How To Avoid Being The Next Food Safety Scandal

Source: Aptean

A recent undercover report did more than uncover low standards of food safety at a major food manufacturer – it also highlighted the importance of organizations having the relevant technology in place to prevent issues arising on the shop floor.
One of the largest food manufacturers recently found itself battling to save its reputation (not to mention its biggest customers), following undercover footage that showed poor food hygiene processes and inadequate scrutiny of its food safety procedures at one of its largest sites.
The scandal revolved around the handling of poultry on the production line, with workers seen altering sell-by dates on packages, as well as mixing old and new produce. The damage was near instantaneous, with three supermarket chains pulling their business and halting deliveries from the factory. Government investigations into the scandal means that the cost to the company’s reputation could grow to catastrophic levels.
At the very least, the organization will suffer with having the terms of its deals to supply the main supermarkets renegotiated aggressively, and in the worst case it could lose the contracts altogether.
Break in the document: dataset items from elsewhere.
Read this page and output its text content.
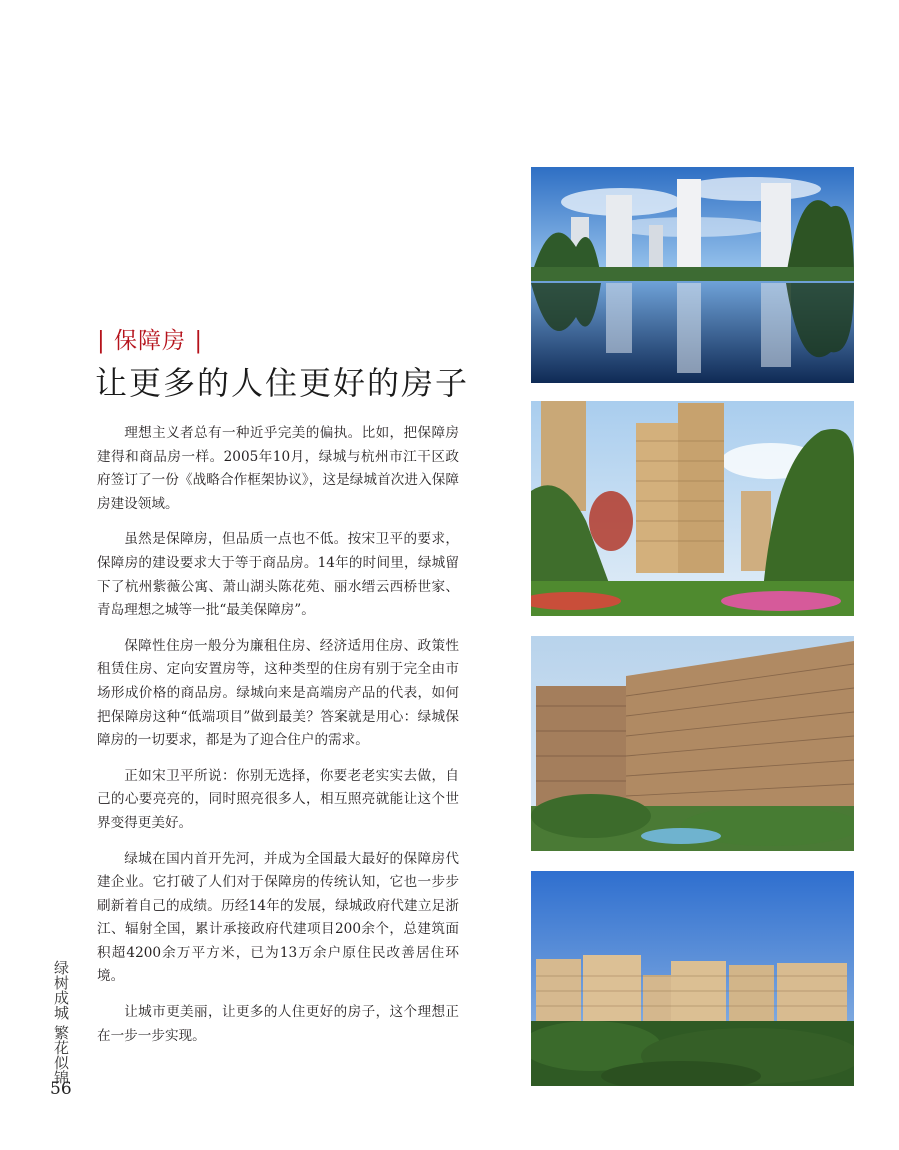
| 保障房 |
让更多的人住更好的房子

理想主义者总有一种近乎完美的偏执。比如，把保障房建得和商品房一样。2005年10月，绿城与杭州市江干区政府签订了一份《战略合作框架协议》，这是绿城首次进入保障房建设领域。

虽然是保障房，但品质一点也不低。按宋卫平的要求，保障房的建设要求大于等于商品房。14年的时间里，绿城留下了杭州紫薇公寓、萧山湖头陈花苑、丽水缙云西桥世家、青岛理想之城等一批“最美保障房”。

保障性住房一般分为廉租住房、经济适用住房、政策性租赁住房、定向安置房等，这种类型的住房有别于完全由市场形成价格的商品房。绿城向来是高端房产品的代表，如何把保障房这种“低端项目”做到最美？答案就是用心：绿城保障房的一切要求，都是为了迎合住户的需求。

正如宋卫平所说：你别无选择，你要老老实实去做，自己的心要亮亮的，同时照亮很多人，相互照亮就能让这个世界变得更美好。

绿城在国内首开先河，并成为全国最大最好的保障房代建企业。它打破了人们对于保障房的传统认知，它也一步步刷新着自己的成绩。历经14年的发展，绿城政府代建立足浙江、辐射全国，累计承接政府代建项目200余个，总建筑面积超4200余万平方米，已为13万余户原住民改善居住环境。

让城市更美丽，让更多的人住更好的房子，这个理想正在一步一步实现。

绿树成城 繁花似锦
56
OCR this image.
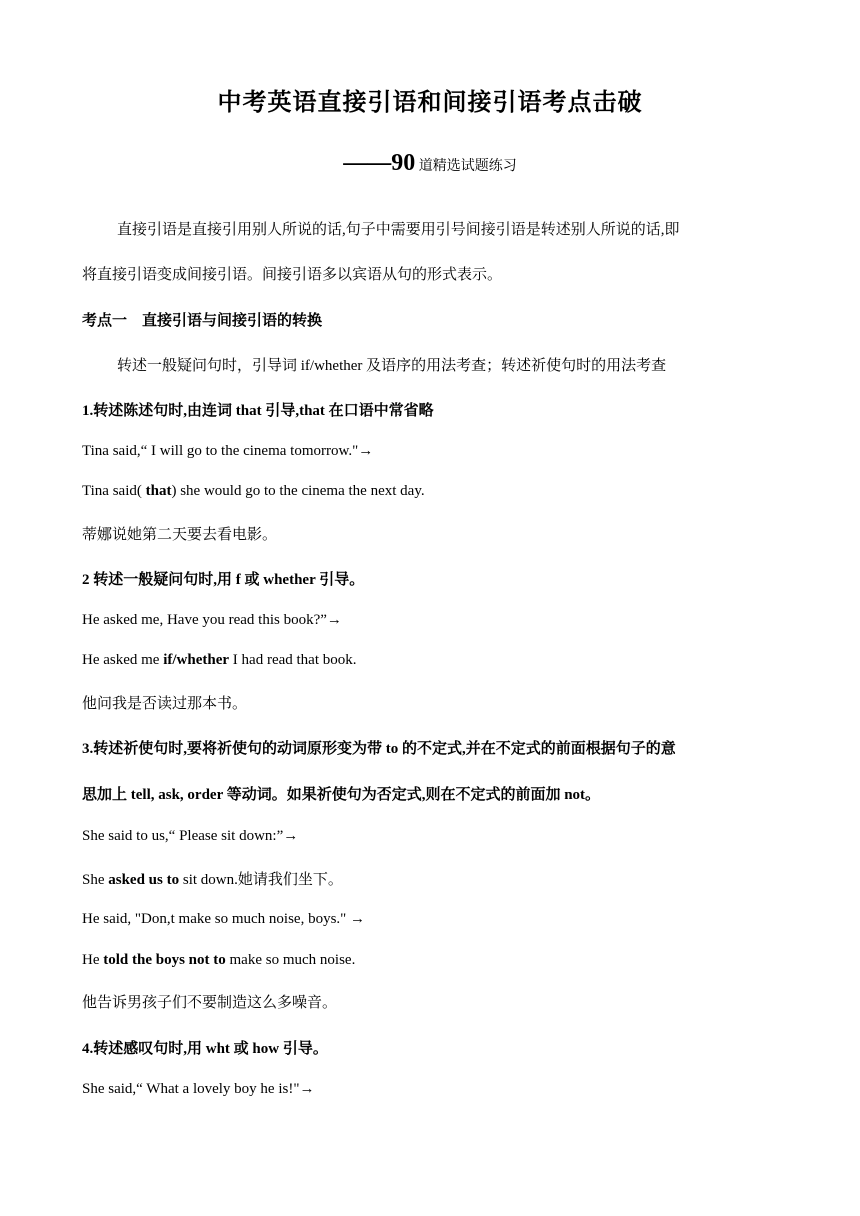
中考英语直接引语和间接引语考点击破
——90 道精选试题练习
直接引语是直接引用别人所说的话,句子中需要用引号间接引语是转述别人所说的话,即
将直接引语变成间接引语。间接引语多以宾语从句的形式表示。
考点一　直接引语与间接引语的转换
转述一般疑问句时，引导词 if/whether 及语序的用法考查；转述祈使句时的用法考查
1.转述陈述句时,由连词 that 引导,that 在口语中常省略
Tina said,“ I will go to the cinema tomorrow."→
Tina said( that) she would go to the cinema the next day.
蒂娜说她第二天要去看电影。
2 转述一般疑问句时,用 f 或 whether 引导。
He asked me, Have you read this book?”→
He asked me if/whether I had read that book.
他问我是否读过那本书。
3.转述祈使句时,要将祈使句的动词原形变为带 to 的不定式,并在不定式的前面根据句子的意
思加上 tell, ask, order 等动词。如果祈使句为否定式,则在不定式的前面加 not。
She said to us,“ Please sit down:”→
She asked us to sit down.她请我们坐下。
He said, "Don,t make so much noise, boys." →
He told the boys not to make so much noise.
他告诉男孩子们不要制造这么多噪音。
4.转述感叹句时,用 wht 或 how 引导。
She said,“ What a lovely boy he is!"→
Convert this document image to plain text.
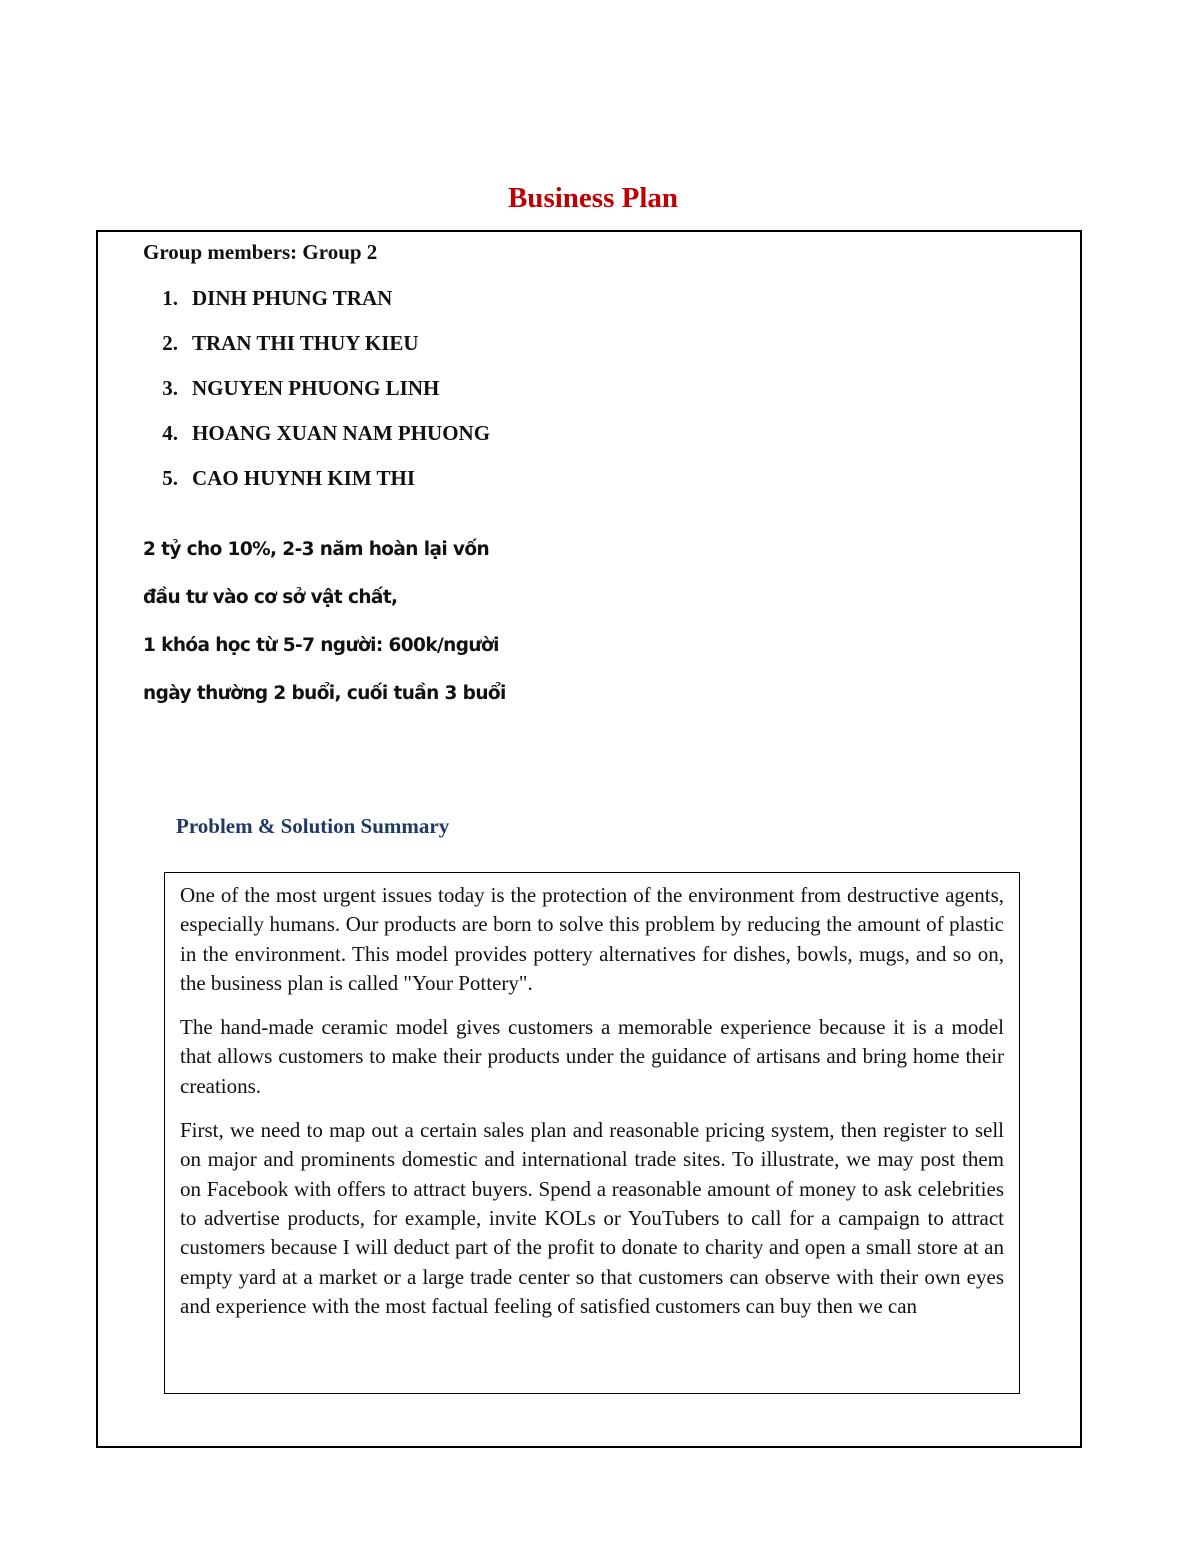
Business Plan

Group members: Group 2

1. DINH PHUNG TRAN
2. TRAN THI THUY KIEU
3. NGUYEN PHUONG LINH
4. HOANG XUAN NAM PHUONG
5. CAO HUYNH KIM THI

2 tỷ cho 10%, 2-3 năm hoàn lại vốn

đầu tư vào cơ sở vật chất,

1 khóa học từ 5-7 người: 600k/người

ngày thường 2 buổi, cuối tuần 3 buổi

Problem & Solution Summary

One of the most urgent issues today is the protection of the environment from destructive agents, especially humans. Our products are born to solve this problem by reducing the amount of plastic in the environment. This model provides pottery alternatives for dishes, bowls, mugs, and so on, the business plan is called "Your Pottery".

The hand-made ceramic model gives customers a memorable experience because it is a model that allows customers to make their products under the guidance of artisans and bring home their creations.

First, we need to map out a certain sales plan and reasonable pricing system, then register to sell on major and prominents domestic and international trade sites. To illustrate, we may post them on Facebook with offers to attract buyers. Spend a reasonable amount of money to ask celebrities to advertise products, for example, invite KOLs or YouTubers to call for a campaign to attract customers because I will deduct part of the profit to donate to charity and open a small store at an empty yard at a market or a large trade center so that customers can observe with their own eyes and experience with the most factual feeling of satisfied customers can buy then we can
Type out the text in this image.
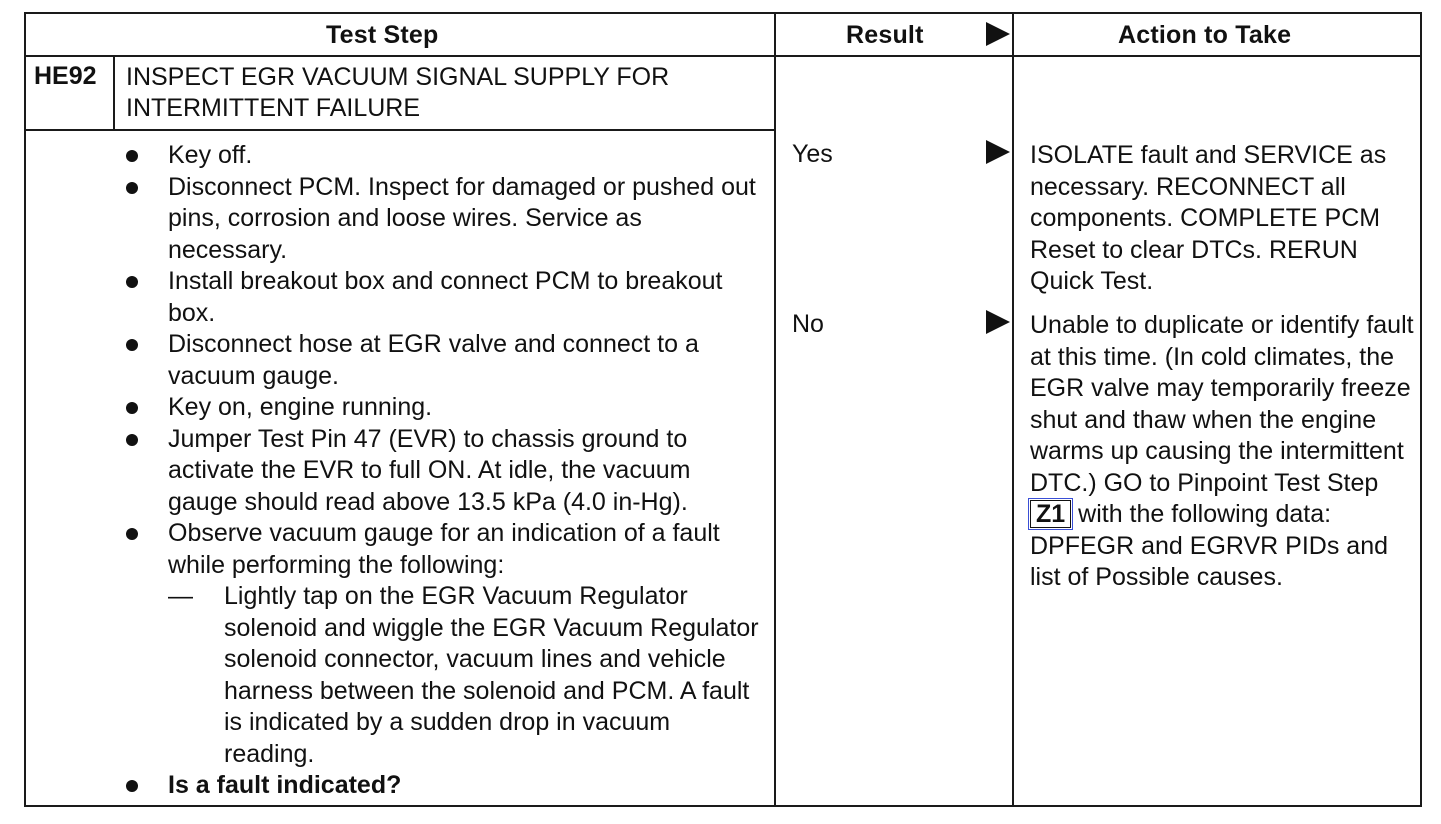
Test Step	Result	Action to Take
HE92 INSPECT EGR VACUUM SIGNAL SUPPLY FOR INTERMITTENT FAILURE
Key off.
Disconnect PCM. Inspect for damaged or pushed out pins, corrosion and loose wires. Service as necessary.
Install breakout box and connect PCM to breakout box.
Disconnect hose at EGR valve and connect to a vacuum gauge.
Key on, engine running.
Jumper Test Pin 47 (EVR) to chassis ground to activate the EVR to full ON. At idle, the vacuum gauge should read above 13.5 kPa (4.0 in-Hg).
Observe vacuum gauge for an indication of a fault while performing the following:
— Lightly tap on the EGR Vacuum Regulator solenoid and wiggle the EGR Vacuum Regulator solenoid connector, vacuum lines and vehicle harness between the solenoid and PCM. A fault is indicated by a sudden drop in vacuum reading.
Is a fault indicated?
Yes	ISOLATE fault and SERVICE as necessary. RECONNECT all components. COMPLETE PCM Reset to clear DTCs. RERUN Quick Test.
No	Unable to duplicate or identify fault at this time. (In cold climates, the EGR valve may temporarily freeze shut and thaw when the engine warms up causing the intermittent DTC.) GO to Pinpoint Test Step Z1 with the following data: DPFEGR and EGRVR PIDs and list of Possible causes.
The scandal could even see members of the leadership team forced out of their positions. They are ultimately responsible for the quality measures and management system put in place. Although they may not be involved in the day-to-day activities, the buck stops with them.
Despite its focus on one organization, the scandal presents a major challenge to all food manufacturers. What has not appeared in the news so far is that this is likely to be the tip of the iceberg. The company involved merely has the unfortunate distinction of being the one exposed. And manufacturers will now be under even greater scrutiny, and challenged to demonstrate their commitment to food safety and consumer welfare.
With such high stakes involved, it can seem strange that companies still rely on in-house (mostly paper-based) procedures on their factory floors. Often the reasons for sticking with the current solution center on attempting to avoid upsetting the status quo. “It’s how we’ve always managed it” is a commonly heard refrain; but, just like the latest software, business practices have to constantly evolve and change to remain relevant and up-to-date with modern manufacturing needs.
The emergence of the digital world has changed the way people across the globe consume information, and the manufacturing world has to evolve and keep pace with this to meet the demands of the big supermarket players. When the importance of data is growing, why should supermarkets not expect their key suppliers to provide quality information to them at the click of a button? And what reason do manufacturers have to not clearly demonstrate that their quality records are trustworthy, authenticated by permissible staff, and show a complete timeline of the quality operations alongside any exceptions and anomalies?
By taking advantage of a solution-specifically designed for the food and beverage industry, businesses can focus on building positive awareness of their brands. 
Another perception that often stands in the way of innovation in manufacturing is that implementing a quality system is a huge investment – both in terms of software and people power. This is simply not the case – and you only need to look at Manufacturing Execution Systems (MES) as an example. They can be implemented and delivering tangible results in under 90 days, which provides manufacturers with the peace of mind that their quality operations are being handled using a built-for-purpose solution.
A solution like an MES gives businesses a clear advantage over their previous paper-based systems. As well as having the ability to show full compliance in the event of an audit, manufacturers can demonstrate that any opportunity for the manipulation and falsification of records has been eradicated. At this point, quality management can be freed up to focus on tasks that actually add value in and around each facility.
Businesses that continue to rely on outdated, paper-based systems risk facing their own scandal and reputation crisis. Even if they avoid this threat, they will be separated from successful companies who select their shop-floor systems more wisely.
These businesses are also in a better position to retain the trust of the world’s biggest supermarkets, safe in the knowledge their quality operations are completely accountable, easily auditable and not open to manipulation or the falsification of records.
What an MES also offers that pen and paper cannot is an operator interface that enables shop floor staff to be alerted when a check is due. This provides site-wide visibility into quality operations, while supporting escalation and alerting routines that ensure the right person knows at the right time whenever a quality issue arises.
Admittedly, it is not the process that is to blame for the systemic mislabeling of food when there appears to be a cultural problem, as indicated by the encouragement of malpractice by supervisors. However, enforcement of good manufacturing practices is made all the more difficult with a paper-based system – opening the door to manipulation and sloppiness. Having an electronic system in place will not make the change alone, but it provides operational transparency and provides management with the visibility it needs to enforce best practice.
The risks to a manufacturer’s reputation of poorly managed quality operations are an issue that companies can actively manage and prevent, purely by implementing the right system to suit their needs. It is a task that should not be approached lightly, but the potential pitfalls are extremely small when compared with the massive impact simply standing still could have on a business wishing to maintain its status quo.
Doing what you have always done is the enemy of progress – whether that means improving the quality of food safety in your factories or driving great results within your business. Implementing a quality system may seem like an undertaking that does not provide a measurable ROI, but when faced with a potentially company-ending scenario – as witnessed recently – that investment in the right system will seem like a small price to pay. At the very least, it could see you avoid being right at the center of the next food safety scandal.